The big question: How best to encourage innovation within Chilean companies?

We began with a long list of problems: risk aversion, lack of collaboration, hierarchy, obedience, fear of offending people, mistrust, a culture that places tremendous shame and secrecy around failure, tradition, fixed mindset, lack of incentives (many of Chile’s most powerful companies gained their market share through structural and regulatory changes and these incumbents understandably fear radical change), etc.
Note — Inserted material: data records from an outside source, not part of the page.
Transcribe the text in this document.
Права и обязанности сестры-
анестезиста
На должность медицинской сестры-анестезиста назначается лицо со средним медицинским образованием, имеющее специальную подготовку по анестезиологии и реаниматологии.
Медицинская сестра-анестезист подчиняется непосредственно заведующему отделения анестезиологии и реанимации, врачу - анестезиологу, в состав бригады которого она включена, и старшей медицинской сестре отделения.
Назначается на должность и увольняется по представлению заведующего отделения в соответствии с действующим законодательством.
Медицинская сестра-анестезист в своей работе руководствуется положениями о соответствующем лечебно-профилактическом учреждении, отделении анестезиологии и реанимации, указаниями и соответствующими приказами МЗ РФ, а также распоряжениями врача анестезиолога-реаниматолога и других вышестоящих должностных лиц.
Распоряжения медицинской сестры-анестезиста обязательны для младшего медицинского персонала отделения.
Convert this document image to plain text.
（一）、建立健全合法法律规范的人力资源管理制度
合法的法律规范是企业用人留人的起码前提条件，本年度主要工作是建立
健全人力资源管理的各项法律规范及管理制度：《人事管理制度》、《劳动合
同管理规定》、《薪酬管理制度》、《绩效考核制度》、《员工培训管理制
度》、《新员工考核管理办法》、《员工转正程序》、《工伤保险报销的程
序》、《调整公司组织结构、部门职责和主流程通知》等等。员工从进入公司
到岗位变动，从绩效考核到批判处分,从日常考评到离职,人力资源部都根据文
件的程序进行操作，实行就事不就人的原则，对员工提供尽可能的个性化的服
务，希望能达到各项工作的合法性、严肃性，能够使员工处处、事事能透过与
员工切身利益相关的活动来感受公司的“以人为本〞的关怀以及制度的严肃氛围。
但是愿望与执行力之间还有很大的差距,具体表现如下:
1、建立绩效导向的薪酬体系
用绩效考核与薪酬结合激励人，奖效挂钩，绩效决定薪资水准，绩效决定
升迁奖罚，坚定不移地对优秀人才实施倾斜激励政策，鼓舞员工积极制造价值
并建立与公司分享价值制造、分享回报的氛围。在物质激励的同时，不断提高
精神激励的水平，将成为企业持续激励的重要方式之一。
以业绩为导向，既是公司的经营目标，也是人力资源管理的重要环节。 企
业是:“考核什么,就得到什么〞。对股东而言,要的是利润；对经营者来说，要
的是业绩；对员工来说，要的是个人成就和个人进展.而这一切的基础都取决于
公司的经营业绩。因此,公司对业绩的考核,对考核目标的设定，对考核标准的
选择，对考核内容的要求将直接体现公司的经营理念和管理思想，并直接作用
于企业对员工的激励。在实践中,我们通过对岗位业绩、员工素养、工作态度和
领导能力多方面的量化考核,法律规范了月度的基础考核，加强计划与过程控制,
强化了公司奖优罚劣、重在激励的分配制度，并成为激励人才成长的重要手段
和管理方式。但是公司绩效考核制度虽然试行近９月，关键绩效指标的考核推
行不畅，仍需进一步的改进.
Soon we stopped complaining and began to talk about the good news. Chile is changing. All it takes is a few positive leaders to create a movement. Young leaders, especially “outsiders” (from outside Santiago, outside the most prestigious neighborhoods, outside the traditional networks…) have the energy and motivation to build new possibilities. We must empower these leaders with one-on-one mentoring and by sharing their stories and experiences.

More specifically, what could corporate leaders do in the short-to-medium term to foster innovation?

Our initial answers focused on hiring. What if there were more incentives to hire immigrants and talented people from unconventional backgrounds? How might that impact the corporate culture?

Overall, I learned a ton and questioned my own biases on many of these topics. And I got to reconnect with Chile, a country where I lived for four wonderful years. Thank you for the invitation!